How to set SMART goals

SMART goals make vague wishes clear and measurable. This will increase your chances of achieving your goals and making your business a success. Learn how to formulate your SMART goals.

SMART goals keep you sharp and focused, whether for individual assignments or an overall communication plan. The SMART method also helps you achieve your goals within a certain period of time.

What are SMART goals?

SMART stands for Specific, Measurable, Achievable, Realistic, and Time-bound. The SMART method will help you set clear and concrete goals. This can also be helpful for defining your goals with a business partner. And if you are working on a freelance basis, SMART goals will help you to stay sharp while working towards your goals.

Formulating SMART goals


Make you goals specific. Mention details and make clear what you have in mind. You can do so by describing what you want to achieve in concrete terms. Do not use words that can be interpreted in multiple ways. This will avoid confusion.

Example: "I want to achieve a turnover of €50,000 in the first year of my shea butter webshop."


Link numbers to your goals. For example, think of how much turnover you want to make, the number of transactions, delivery time, or how satisfied your customers are. Express these numbers in percentages or in fixed numbers. Also make sure you can measure these numbers.

Example: "For an annual turnover of €50,000, I need to sell an average of €4,167 per month. That means I need to sell an average of 208 €20 jars of shea butter per month."


That your goal is acceptable is especially important when working with others. Everyone involved in the goal must agree to it. If you work alone, you are the only one who has to stand behind the goal.
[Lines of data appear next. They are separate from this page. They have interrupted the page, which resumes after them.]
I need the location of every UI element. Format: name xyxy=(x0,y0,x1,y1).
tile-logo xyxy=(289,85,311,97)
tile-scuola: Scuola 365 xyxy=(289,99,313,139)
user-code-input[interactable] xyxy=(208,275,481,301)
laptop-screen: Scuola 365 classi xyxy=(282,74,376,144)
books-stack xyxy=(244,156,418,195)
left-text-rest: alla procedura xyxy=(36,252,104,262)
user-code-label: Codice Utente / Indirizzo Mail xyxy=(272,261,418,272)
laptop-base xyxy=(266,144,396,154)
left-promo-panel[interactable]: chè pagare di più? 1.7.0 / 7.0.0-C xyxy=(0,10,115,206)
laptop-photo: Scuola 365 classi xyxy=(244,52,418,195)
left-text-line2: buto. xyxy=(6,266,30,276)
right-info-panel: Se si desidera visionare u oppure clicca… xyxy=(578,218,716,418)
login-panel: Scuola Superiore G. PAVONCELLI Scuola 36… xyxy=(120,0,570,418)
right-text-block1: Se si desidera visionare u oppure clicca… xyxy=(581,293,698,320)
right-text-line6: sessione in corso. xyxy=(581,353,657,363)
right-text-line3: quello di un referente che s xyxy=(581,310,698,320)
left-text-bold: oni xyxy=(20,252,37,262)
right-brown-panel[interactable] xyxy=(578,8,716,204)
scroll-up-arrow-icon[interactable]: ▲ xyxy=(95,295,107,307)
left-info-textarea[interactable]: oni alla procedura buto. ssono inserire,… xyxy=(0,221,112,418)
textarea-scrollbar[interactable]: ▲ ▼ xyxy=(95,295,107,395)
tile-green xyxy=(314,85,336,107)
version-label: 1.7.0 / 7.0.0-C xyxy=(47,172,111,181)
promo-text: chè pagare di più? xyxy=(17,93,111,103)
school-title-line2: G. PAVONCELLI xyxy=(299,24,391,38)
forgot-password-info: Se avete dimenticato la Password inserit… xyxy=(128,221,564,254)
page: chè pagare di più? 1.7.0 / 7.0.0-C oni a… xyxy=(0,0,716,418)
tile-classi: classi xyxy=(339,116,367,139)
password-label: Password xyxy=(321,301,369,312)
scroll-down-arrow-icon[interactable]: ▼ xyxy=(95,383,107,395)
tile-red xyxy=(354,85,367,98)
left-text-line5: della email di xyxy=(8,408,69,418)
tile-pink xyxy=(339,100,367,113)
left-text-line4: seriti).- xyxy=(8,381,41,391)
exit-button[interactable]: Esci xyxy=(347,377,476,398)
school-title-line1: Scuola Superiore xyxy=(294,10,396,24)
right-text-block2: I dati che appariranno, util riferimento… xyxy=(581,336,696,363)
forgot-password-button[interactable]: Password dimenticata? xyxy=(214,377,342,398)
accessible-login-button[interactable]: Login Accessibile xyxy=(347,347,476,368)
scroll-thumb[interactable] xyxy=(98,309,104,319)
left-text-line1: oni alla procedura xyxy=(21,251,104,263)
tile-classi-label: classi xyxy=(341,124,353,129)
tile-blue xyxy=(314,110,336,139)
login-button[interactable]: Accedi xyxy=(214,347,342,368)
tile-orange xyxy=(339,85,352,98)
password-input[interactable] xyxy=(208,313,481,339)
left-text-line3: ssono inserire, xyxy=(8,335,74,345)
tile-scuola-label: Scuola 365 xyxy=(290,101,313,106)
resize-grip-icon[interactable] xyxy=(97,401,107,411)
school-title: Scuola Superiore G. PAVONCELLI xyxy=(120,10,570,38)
Example: "To keep more of the turnover of €50,000, I want to reduce the cost of purchasing by 10%. To this end, I am negotiating with my main supplier."
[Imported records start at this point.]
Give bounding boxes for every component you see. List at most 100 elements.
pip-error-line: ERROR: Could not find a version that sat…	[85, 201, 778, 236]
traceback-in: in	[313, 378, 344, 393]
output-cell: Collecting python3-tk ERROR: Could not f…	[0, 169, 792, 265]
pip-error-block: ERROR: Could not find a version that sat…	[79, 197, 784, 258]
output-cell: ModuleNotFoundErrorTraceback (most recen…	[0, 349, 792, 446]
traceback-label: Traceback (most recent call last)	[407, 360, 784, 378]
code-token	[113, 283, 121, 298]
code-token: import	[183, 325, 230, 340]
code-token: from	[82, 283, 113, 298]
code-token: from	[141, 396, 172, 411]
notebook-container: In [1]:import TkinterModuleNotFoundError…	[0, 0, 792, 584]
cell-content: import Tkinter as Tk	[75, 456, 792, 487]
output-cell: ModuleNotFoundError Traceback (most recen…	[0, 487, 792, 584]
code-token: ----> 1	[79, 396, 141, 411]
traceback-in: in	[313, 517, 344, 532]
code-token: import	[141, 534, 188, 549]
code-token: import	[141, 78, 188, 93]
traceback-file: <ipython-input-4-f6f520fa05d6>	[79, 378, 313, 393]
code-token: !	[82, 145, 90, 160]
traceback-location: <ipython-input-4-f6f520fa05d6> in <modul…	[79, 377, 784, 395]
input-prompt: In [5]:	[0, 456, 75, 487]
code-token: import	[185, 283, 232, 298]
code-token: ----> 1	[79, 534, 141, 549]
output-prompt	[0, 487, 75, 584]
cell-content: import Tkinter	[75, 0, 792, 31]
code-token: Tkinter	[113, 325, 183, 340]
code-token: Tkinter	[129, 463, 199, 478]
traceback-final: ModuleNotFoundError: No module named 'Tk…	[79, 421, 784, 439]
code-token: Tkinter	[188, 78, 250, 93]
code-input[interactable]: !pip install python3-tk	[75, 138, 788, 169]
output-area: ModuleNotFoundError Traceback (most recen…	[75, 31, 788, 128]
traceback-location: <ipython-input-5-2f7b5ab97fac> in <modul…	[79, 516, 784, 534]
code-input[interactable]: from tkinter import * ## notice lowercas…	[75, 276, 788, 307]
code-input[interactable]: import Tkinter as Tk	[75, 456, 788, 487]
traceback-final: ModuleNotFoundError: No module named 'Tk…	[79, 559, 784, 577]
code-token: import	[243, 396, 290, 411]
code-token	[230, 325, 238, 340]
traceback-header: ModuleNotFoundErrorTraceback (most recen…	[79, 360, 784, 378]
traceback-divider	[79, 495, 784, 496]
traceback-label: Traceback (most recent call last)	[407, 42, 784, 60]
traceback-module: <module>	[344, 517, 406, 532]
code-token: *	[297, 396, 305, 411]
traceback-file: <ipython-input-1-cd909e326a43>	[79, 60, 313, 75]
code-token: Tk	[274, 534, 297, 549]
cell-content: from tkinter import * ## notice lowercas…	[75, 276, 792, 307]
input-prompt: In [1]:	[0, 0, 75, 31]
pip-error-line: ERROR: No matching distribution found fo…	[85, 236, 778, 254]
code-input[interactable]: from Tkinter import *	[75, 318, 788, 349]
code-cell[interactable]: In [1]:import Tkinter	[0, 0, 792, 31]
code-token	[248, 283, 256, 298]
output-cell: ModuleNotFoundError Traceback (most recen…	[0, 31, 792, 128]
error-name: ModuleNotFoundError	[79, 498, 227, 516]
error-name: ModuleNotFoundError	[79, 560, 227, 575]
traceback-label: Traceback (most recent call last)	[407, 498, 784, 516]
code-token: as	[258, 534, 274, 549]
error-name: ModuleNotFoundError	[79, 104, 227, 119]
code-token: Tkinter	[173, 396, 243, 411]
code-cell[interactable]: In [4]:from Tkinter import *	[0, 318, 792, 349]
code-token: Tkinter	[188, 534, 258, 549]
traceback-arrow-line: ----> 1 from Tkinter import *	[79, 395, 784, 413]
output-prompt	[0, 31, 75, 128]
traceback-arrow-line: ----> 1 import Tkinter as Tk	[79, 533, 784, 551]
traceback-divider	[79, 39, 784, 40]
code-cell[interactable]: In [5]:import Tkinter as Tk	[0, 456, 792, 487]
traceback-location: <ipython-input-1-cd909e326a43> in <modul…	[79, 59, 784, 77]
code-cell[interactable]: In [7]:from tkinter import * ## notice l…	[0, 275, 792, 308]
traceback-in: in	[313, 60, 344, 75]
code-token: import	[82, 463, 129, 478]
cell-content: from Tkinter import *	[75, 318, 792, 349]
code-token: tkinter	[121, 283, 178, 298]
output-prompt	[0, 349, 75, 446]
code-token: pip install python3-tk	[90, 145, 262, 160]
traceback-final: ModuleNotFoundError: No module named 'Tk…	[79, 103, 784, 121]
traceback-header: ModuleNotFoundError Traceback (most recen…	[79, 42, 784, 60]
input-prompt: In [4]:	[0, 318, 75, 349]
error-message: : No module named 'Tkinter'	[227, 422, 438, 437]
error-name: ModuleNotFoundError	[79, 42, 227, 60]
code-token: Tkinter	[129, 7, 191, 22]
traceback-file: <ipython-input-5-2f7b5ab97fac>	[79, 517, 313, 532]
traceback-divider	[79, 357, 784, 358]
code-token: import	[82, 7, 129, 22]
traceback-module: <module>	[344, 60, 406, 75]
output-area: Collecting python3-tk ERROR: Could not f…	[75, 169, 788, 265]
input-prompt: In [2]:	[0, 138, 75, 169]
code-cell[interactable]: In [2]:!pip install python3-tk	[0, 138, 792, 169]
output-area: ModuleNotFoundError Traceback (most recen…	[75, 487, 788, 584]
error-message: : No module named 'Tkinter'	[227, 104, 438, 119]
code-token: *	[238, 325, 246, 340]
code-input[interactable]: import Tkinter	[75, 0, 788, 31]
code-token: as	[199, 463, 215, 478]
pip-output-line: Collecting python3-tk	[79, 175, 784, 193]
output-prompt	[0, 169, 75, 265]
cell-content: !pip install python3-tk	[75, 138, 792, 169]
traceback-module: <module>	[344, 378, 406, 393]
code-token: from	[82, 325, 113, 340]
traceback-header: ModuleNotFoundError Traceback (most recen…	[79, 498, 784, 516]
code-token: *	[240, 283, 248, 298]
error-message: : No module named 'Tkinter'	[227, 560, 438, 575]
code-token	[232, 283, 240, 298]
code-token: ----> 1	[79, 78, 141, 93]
Your goals have to be achievable. The trick is to set goals that are not too easy, but not unachievable. If the goal is too easy, extra effort is unnecessary. But knowing that you have no way of achieving your goal can be demotivating. A realistic goal is an ambitious challenge, that you are happy to work hard for.
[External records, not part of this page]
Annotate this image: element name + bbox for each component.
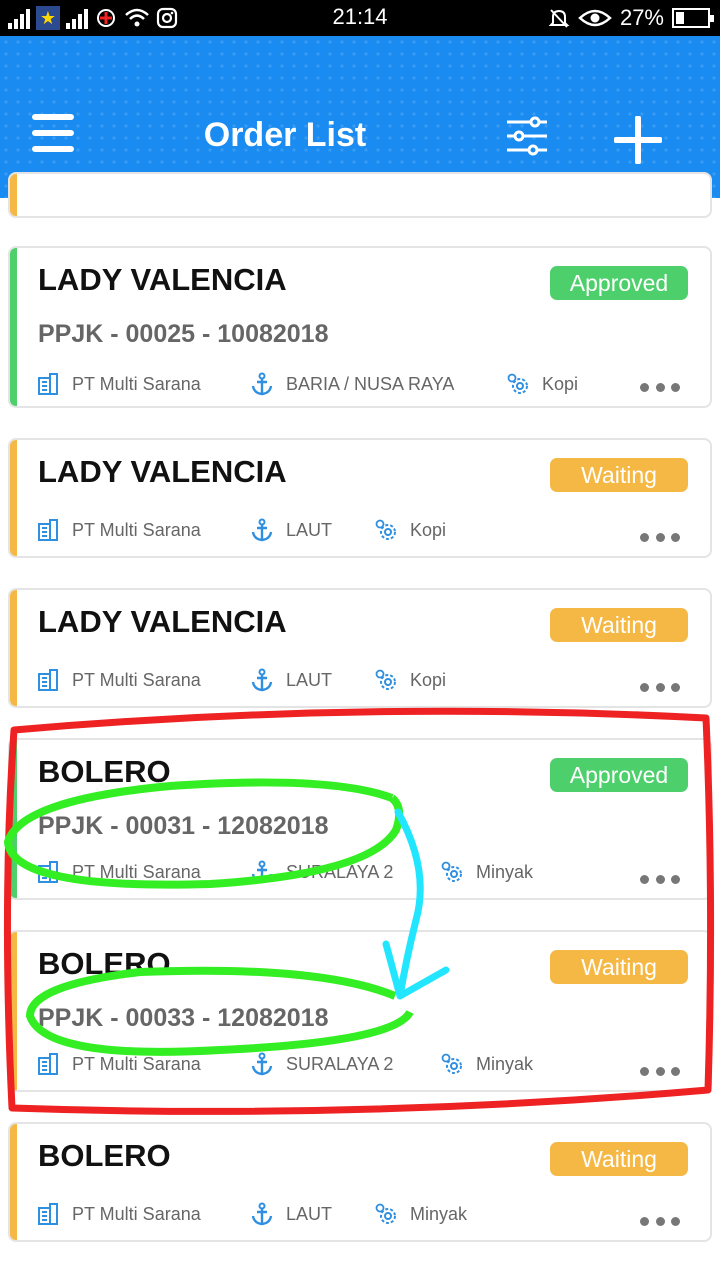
commodity-name: Kopi [410, 669, 447, 690]
route-name: BARIA / NUSA RAYA [286, 373, 455, 394]
company-name: PT Multi Sarana [72, 669, 201, 690]
anchor-icon [250, 518, 274, 542]
eye-icon [578, 9, 612, 27]
order-meta: PT Multi Sarana LAUT Minyak [36, 1200, 467, 1228]
order-code: PPJK - 00033 - 12082018 [38, 1004, 329, 1032]
mute-bell-icon [548, 9, 570, 28]
filter-button[interactable] [505, 116, 549, 156]
more-options-button[interactable] [640, 533, 680, 543]
status-stripe [10, 740, 17, 898]
route-name: LAUT [286, 519, 333, 540]
status-bar: ★ 21:14 27% [0, 0, 720, 36]
status-badge: Waiting [550, 1142, 688, 1176]
order-code: PPJK - 00025 - 10082018 [38, 320, 329, 348]
building-icon [36, 1052, 60, 1076]
order-code: PPJK - 00031 - 12082018 [38, 812, 329, 840]
vessel-name: LADY VALENCIA [38, 604, 287, 639]
company-name: PT Multi Sarana [72, 1053, 201, 1074]
company-name: PT Multi Sarana [72, 1203, 201, 1224]
vessel-name: BOLERO [38, 946, 171, 981]
building-icon [36, 1202, 60, 1226]
building-icon [36, 860, 60, 884]
more-options-button[interactable] [640, 875, 680, 885]
more-options-button[interactable] [640, 1067, 680, 1077]
building-icon [36, 518, 60, 542]
anchor-icon [250, 1052, 274, 1076]
status-badge: Waiting [550, 950, 688, 984]
route-name: LAUT [286, 669, 333, 690]
commodity-name: Minyak [476, 1053, 534, 1074]
order-meta: PT Multi Sarana LAUT Kopi [36, 516, 446, 544]
app-screen: ★ 21:14 27% Order List LADY VALENCIA App… [0, 0, 720, 1280]
order-card-0[interactable]: LADY VALENCIA Approved PPJK - 00025 - 10… [8, 246, 712, 408]
order-card-3[interactable]: BOLERO Approved PPJK - 00031 - 12082018 … [8, 738, 712, 900]
company-name: PT Multi Sarana [72, 373, 201, 394]
gear-icon [374, 668, 398, 692]
route-name: SURALAYA 2 [286, 1053, 394, 1074]
status-stripe [10, 248, 17, 406]
status-stripe [10, 1124, 17, 1240]
company-name: PT Multi Sarana [72, 861, 201, 882]
order-card-2[interactable]: LADY VALENCIA Waiting PT Multi Sarana LA… [8, 588, 712, 708]
commodity-name: Minyak [410, 1203, 468, 1224]
status-badge: Approved [550, 758, 688, 792]
commodity-name: Minyak [476, 861, 534, 882]
status-badge: Approved [550, 266, 688, 300]
add-order-button[interactable] [614, 116, 662, 164]
order-card-1[interactable]: LADY VALENCIA Waiting PT Multi Sarana LA… [8, 438, 712, 558]
building-icon [36, 372, 60, 396]
order-meta: PT Multi Sarana SURALAYA 2 Minyak [36, 1050, 533, 1078]
order-meta: PT Multi Sarana BARIA / NUSA RAYA Kopi [36, 370, 578, 398]
route-name: SURALAYA 2 [286, 861, 394, 882]
order-card-5[interactable]: BOLERO Waiting PT Multi Sarana LAUT Miny… [8, 1122, 712, 1242]
gear-icon [374, 518, 398, 542]
battery-icon [672, 8, 714, 28]
status-badge: Waiting [550, 608, 688, 642]
vessel-name: LADY VALENCIA [38, 454, 287, 489]
order-meta: PT Multi Sarana SURALAYA 2 Minyak [36, 858, 533, 886]
anchor-icon [250, 372, 274, 396]
route-name: LAUT [286, 1203, 333, 1224]
battery-percent: 27% [619, 5, 664, 30]
page-title: Order List [203, 116, 367, 154]
gear-icon [506, 372, 530, 396]
gear-icon [440, 860, 464, 884]
gear-icon [374, 1202, 398, 1226]
order-meta: PT Multi Sarana LAUT Kopi [36, 666, 446, 694]
commodity-name: Kopi [410, 519, 447, 540]
status-stripe [10, 174, 17, 216]
status-right-icons: 27% [548, 5, 714, 31]
vessel-name: BOLERO [38, 754, 171, 789]
status-badge: Waiting [550, 458, 688, 492]
gear-icon [440, 1052, 464, 1076]
building-icon [36, 668, 60, 692]
status-stripe [10, 932, 17, 1090]
more-options-button[interactable] [640, 383, 680, 393]
partial-order-card[interactable] [8, 172, 712, 218]
status-stripe [10, 440, 17, 556]
commodity-name: Kopi [542, 373, 579, 394]
anchor-icon [250, 860, 274, 884]
vessel-name: BOLERO [38, 1138, 171, 1173]
status-stripe [10, 590, 17, 706]
company-name: PT Multi Sarana [72, 519, 201, 540]
more-options-button[interactable] [640, 1217, 680, 1227]
order-card-4[interactable]: BOLERO Waiting PPJK - 00033 - 12082018 P… [8, 930, 712, 1092]
vessel-name: LADY VALENCIA [38, 262, 287, 297]
anchor-icon [250, 1202, 274, 1226]
more-options-button[interactable] [640, 683, 680, 693]
anchor-icon [250, 668, 274, 692]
Example: "I have done market research. There are few competitors and the demand for shea butter is rising. I can source my product cheaply. This makes it realistic to offer it at a lower price than the competitor does."


Write down when the activities start and end. A deadline makes planning easier. Then it's time to examine what went well and what could be better. This will help you set new SMART goals.

Example: "I started my webshop this year on 1 July, so by 30 June next year, I want to have achieved my goal."

Stay flexible

The SMART method works for all types of goals. From work to health, and from study to sport. Just be careful that these frameworks do not limit your creativity and freedom. If you are too focused on your SMART goal, you may overlook other opportunities. So consider your goals regularly and adjust them as needed.